A primeira tiragem do livro foi enorme: mais de 2 milhões de exemplares. Aquelas a quem o livro deu voz foram as que mais criticaram o trabalho de Alexievich: elas queriam ser glorificadas; queriam que o mito soviético se estendesse a elas. A sociedade teve então de convencê-las de que não existe nada glorioso a respeito da guerra e da matança; e Alexievich ajudou a selecionar as palavras certas para descrever coisas bizarras que se tornaram normais durante a guerra e o regime soviético.
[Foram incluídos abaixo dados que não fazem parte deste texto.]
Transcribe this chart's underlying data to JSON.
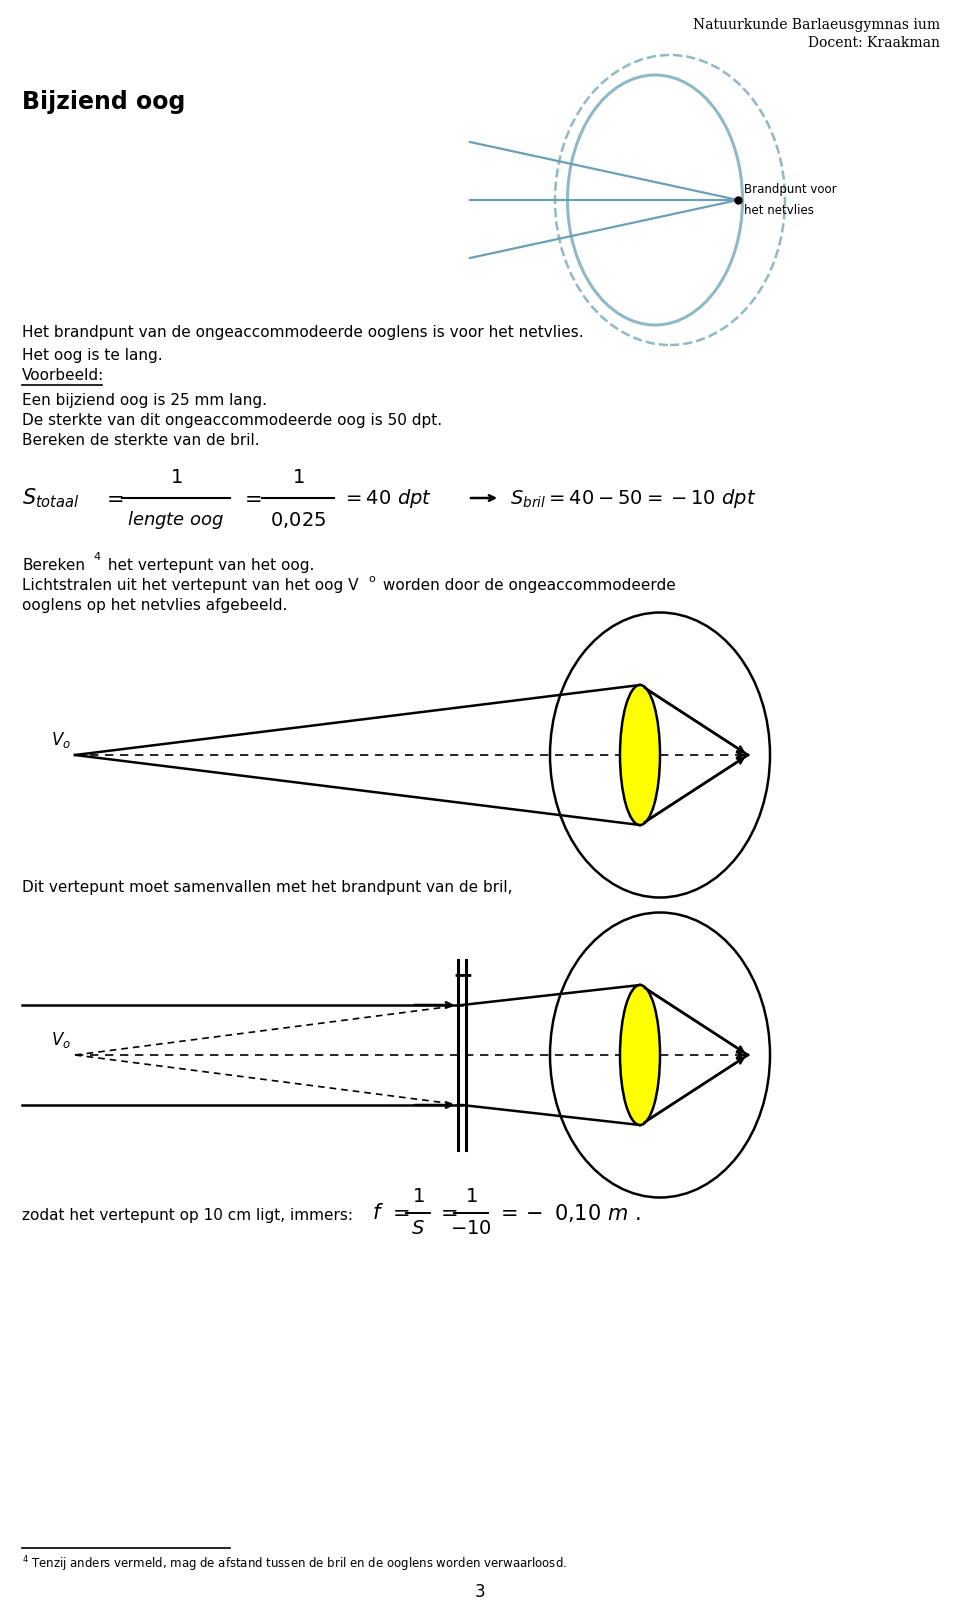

“As Últimas Testemunhas: um Livro de Histórias Nada Infantis” foi a segunda obra que trouxe à luz várias dezenas de relatos daqueles que tinham idades entre 7 e 12 anos durante a Segunda Guerra. Em vez de histórias soviéticas sobre crianças heroínas que ajudaram soldados, as reunidas por Alexievich eram relatos aterrorizantes de medo, miséria, fome e frio.

Livro

As imagens que ilustram esta página foram tiradas do livro “Iron Curtain Graphics – Eastern European Design Created Without Computers”, editado por Carla Duschka e Isac Ciprian (Editora Gelstalten, 212 pp., importado).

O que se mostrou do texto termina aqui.